Can you represent these sets as a picture?
3.

For every set $A\neq\emptyset$ , what is the minimum number of elements that $\mathcal{P}(A)$ contains?
4.

EXTENSION: Consider the set $S=\{A:A\notin A\}$ . Is $\{S\}\subseteq S$ ? [See Russell’s Paradox.]

Task 3.8 (15 mins).

Consider a standard deck $D$ of cards (see the supplementary material if you are not familiar with this) and let

	$\displaystyle R$	$\displaystyle=\{x\in D:x\text{ is a red card}\};$
	$\displaystyle\heartsuit$	$\displaystyle=\{x\in D:x\text{ is a heart card}\};$
	$\displaystyle Q$	$\displaystyle=\{x\in D:x\text{ is a Queen card}\}.$

In your groups, describe which cards belong to each of the following sets.

(a)

$\heartsuit\cap Q$ .
(b)

$Q\cup R$ .
(c)

The universal set.
(d)

$R\setminus\heartsuit$ .
(e)

$Q^{c}$ .

Are any of these sets subsets of each other? Are there any pairs of sets that don’t share any elements? How many cards belong to each of these sets?

Task 3.9 (15 mins).

Consider a standard deck $D$ of cards and let

	$\displaystyle R$	$\displaystyle=\{x\in D:x\text{ is a red card}\};$
	$\displaystyle\heartsuit$	$\displaystyle=\{x\in D:x\text{ is a heart card}\};$
	$\displaystyle Q$	$\displaystyle=\{x\in D:x\text{ is a Queen card}\}.$

1.

Can you spot any relationship between the number of cards in $Q$ , $R$ , $Q\cup R$ and $Q\cap R$ ? Is this relationship true for any sets? Make a conjecture and try to prove it. Are there any other patterns you notice?
2.

EXTENSION: What if we deal with three sets $Q,R$ and $\heartsuit$ ? What relationship is there between the cardinality of these sets, the cardinality their union $Q\cup R\cup\heartsuit$ and the cardinality of their intersection $Q\cap R\cap\heartsuit$ ? Try and prove any claims you make.
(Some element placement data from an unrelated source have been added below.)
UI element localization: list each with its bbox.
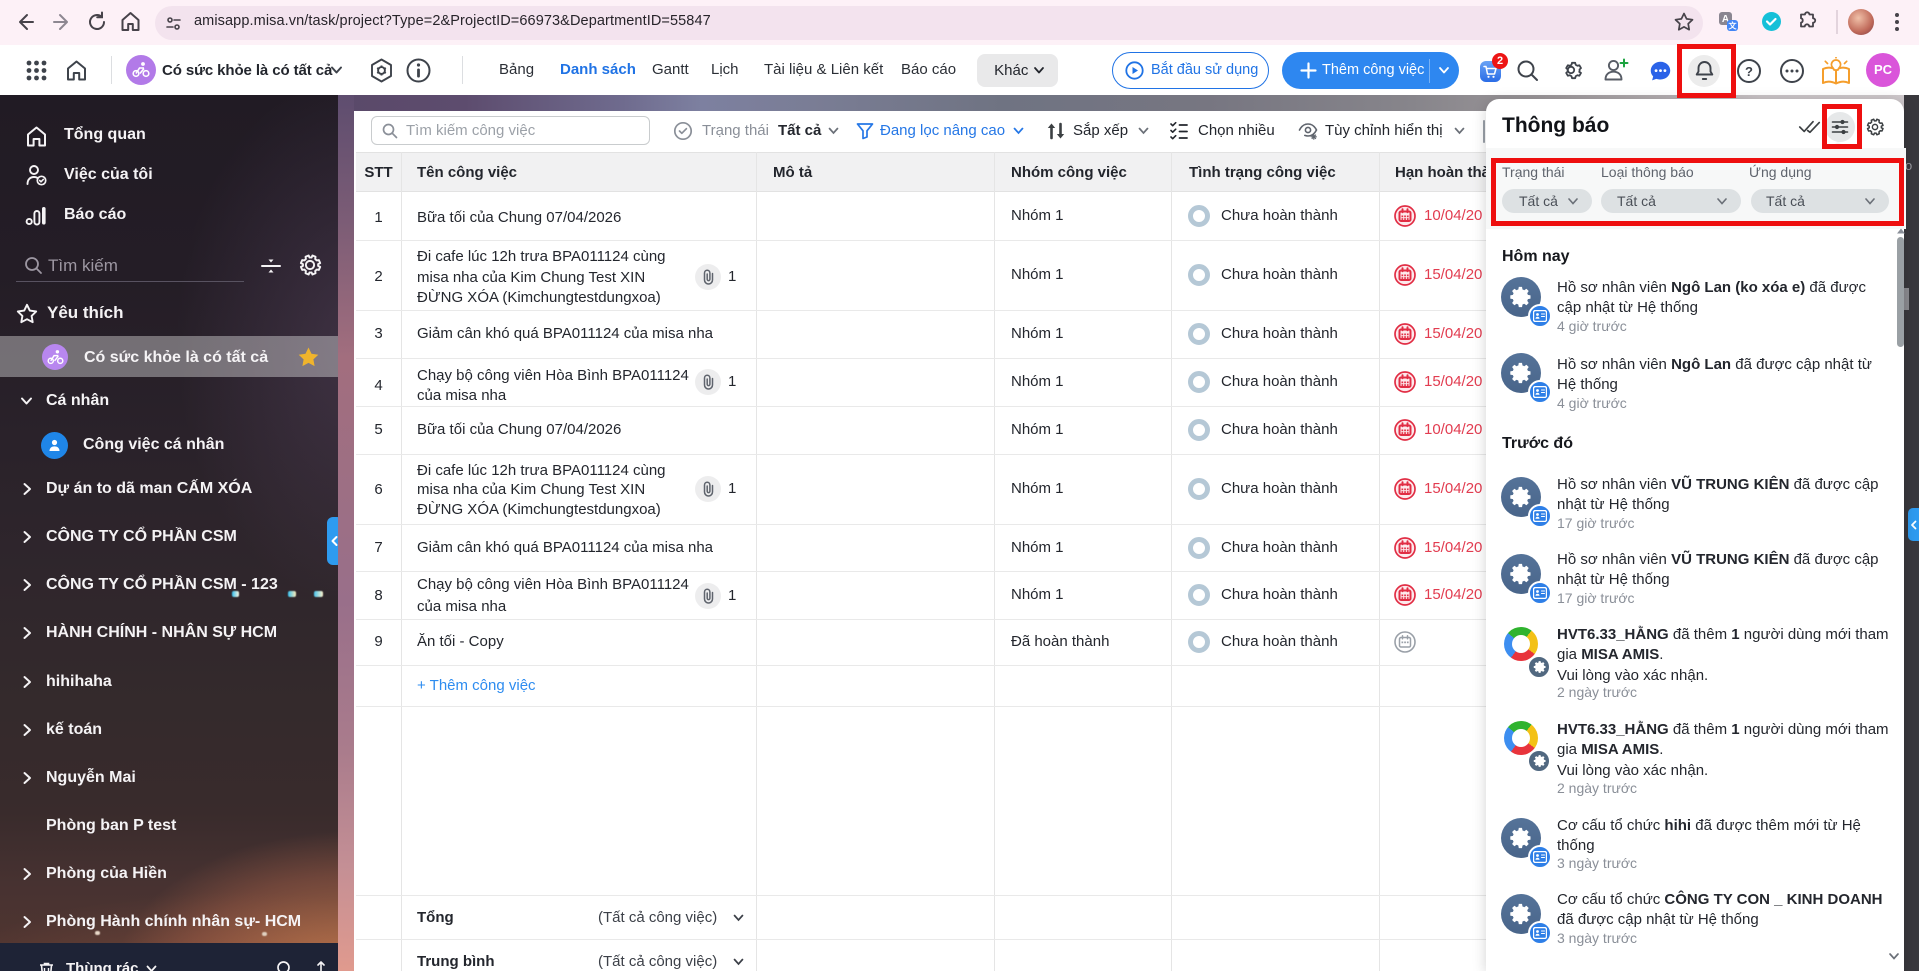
svg-text:文: 文 bbox=[1729, 21, 1738, 31]
svg-text:?: ? bbox=[1745, 64, 1753, 79]
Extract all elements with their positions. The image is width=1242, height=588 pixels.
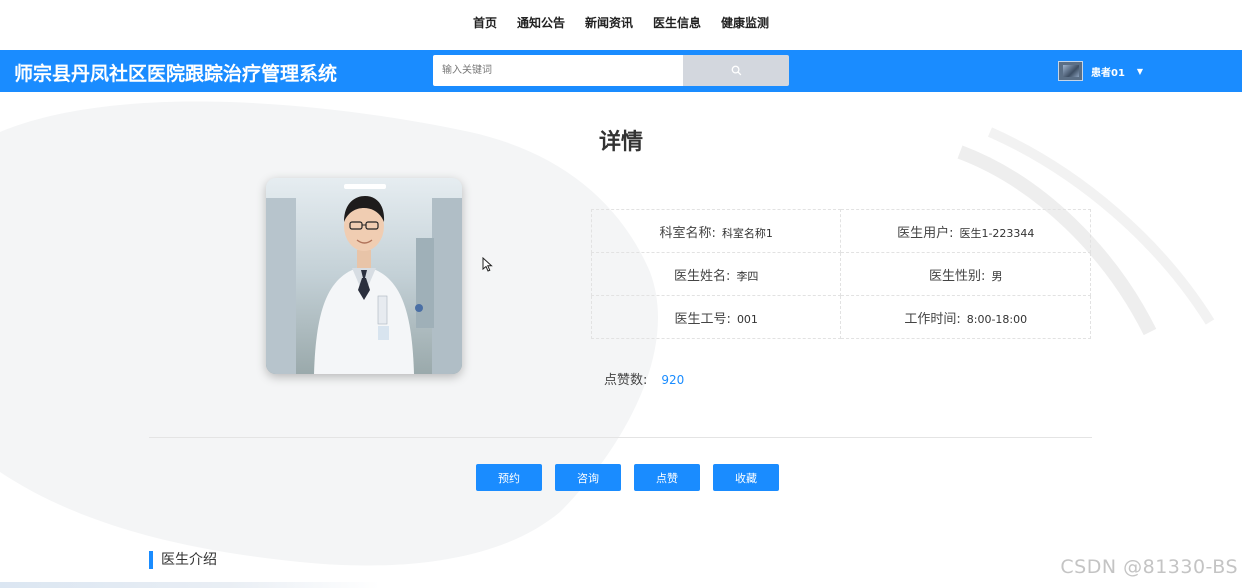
mouse-cursor-icon: [482, 257, 493, 272]
site-title: 师宗县丹凤社区医院跟踪治疗管理系统: [14, 63, 338, 85]
doctor-info-table: 科室名称: 科室名称1 医生用户: 医生1-223344 医生姓名: 李四 医生性别:…: [590, 209, 1091, 339]
info-label: 医生工号:: [674, 311, 731, 327]
info-cell: 医生用户: 医生1-223344: [840, 209, 1091, 253]
info-cell: 医生姓名: 李四: [590, 252, 842, 296]
likes-label: 点赞数:: [604, 373, 648, 388]
info-label: 医生性别:: [929, 268, 986, 284]
info-cell: 工作时间: 8:00-18:00: [840, 295, 1091, 339]
doctor-photo: [266, 178, 462, 374]
info-cell: 医生性别: 男: [840, 252, 1091, 296]
table-row: 医生工号: 001 工作时间: 8:00-18:00: [590, 295, 1091, 339]
info-cell: 科室名称: 科室名称1: [590, 209, 842, 253]
info-cell: 医生工号: 001: [590, 295, 842, 339]
doctor-photo-image: [266, 178, 462, 374]
info-value: 医生1-223344: [959, 226, 1035, 240]
consult-button[interactable]: 咨询: [555, 464, 621, 491]
background-decoration: [0, 101, 1215, 566]
likes-count: 点赞数: 920: [604, 369, 684, 388]
user-menu[interactable]: 患者01 ▼: [1058, 56, 1143, 86]
search-icon: [731, 65, 741, 76]
user-avatar: [1058, 61, 1083, 81]
nav-news[interactable]: 新闻资讯: [585, 14, 633, 31]
nav-doctors[interactable]: 医生信息: [653, 14, 701, 31]
info-value: 001: [736, 312, 758, 326]
divider: [149, 437, 1092, 438]
user-name: 患者01: [1091, 67, 1125, 79]
search-input[interactable]: [433, 55, 683, 86]
info-label: 科室名称:: [659, 225, 716, 241]
info-value: 科室名称1: [721, 226, 773, 240]
header-bar: 师宗县丹凤社区医院跟踪治疗管理系统 患者01 ▼: [0, 50, 1242, 92]
watermark: CSDN @81330-BS: [1060, 556, 1238, 578]
table-row: 科室名称: 科室名称1 医生用户: 医生1-223344: [590, 209, 1091, 253]
info-value: 男: [991, 269, 1003, 283]
info-label: 医生姓名:: [674, 268, 731, 284]
info-label: 医生用户:: [897, 225, 954, 241]
table-row: 医生姓名: 李四 医生性别: 男: [590, 252, 1091, 296]
nav-notices[interactable]: 通知公告: [517, 14, 565, 31]
top-navigation: 首页 通知公告 新闻资讯 医生信息 健康监测: [0, 0, 1242, 44]
info-label: 工作时间:: [904, 311, 961, 327]
info-value: 8:00-18:00: [966, 312, 1028, 326]
likes-value: 920: [661, 373, 685, 387]
like-button[interactable]: 点赞: [634, 464, 700, 491]
info-value: 李四: [736, 269, 759, 283]
section-title-doctor-intro: 医生介绍: [149, 551, 217, 569]
action-buttons: 预约 咨询 点赞 收藏: [476, 464, 779, 491]
chevron-down-icon: ▼: [1136, 66, 1144, 76]
nav-home[interactable]: 首页: [473, 14, 497, 31]
search-button[interactable]: [683, 55, 789, 86]
favorite-button[interactable]: 收藏: [713, 464, 779, 491]
book-appointment-button[interactable]: 预约: [476, 464, 542, 491]
nav-health-monitor[interactable]: 健康监测: [721, 14, 769, 31]
partial-text-line: [0, 582, 380, 588]
page-title: 详情: [598, 130, 643, 155]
Definition (Cartesian Product of two sets).

The Cartesian Product of two sets $A$ and $B$ is

A\times B=\{(a,b):a\in A,b\in B\}.

Task 3.10 (10 mins).

Cartesian Product Consider a standard deck $D$ of cards and let

	$\displaystyle R$	$\displaystyle=\{x\in D:x\text{ is a red card}\};$
	$\displaystyle\heartsuit$	$\displaystyle=\{x\in D:x\text{ is a heart card}\};$
	$\displaystyle Q$	$\displaystyle=\{x\in D:x\text{ is a Queen card}\}.$

1.

Express the set $Q\times\heartsuit$ . What type of elements make up these sets? How many elements are in this set? How many decks of cards do you need to represent this set?
2.

Identify two sets $X$ and $Y$ such that $|X\times Y|=|D|$ and every element of $X\times Y$ represents a unique card in $D$ .
3.

Are the sets $(\mathcal{P}(Q)\times R)\times\heartsuit$ and $\mathcal{P}(Q)\times(R\times\heartsuit)$ equal? Why or why not?
4.

EXTENSION: The Cartesian Product uses $\times$ and is a type of product. In what ways is it similar to multiplication? How is it different? Do you know of any other operations where the output is a different type of object to the inputs?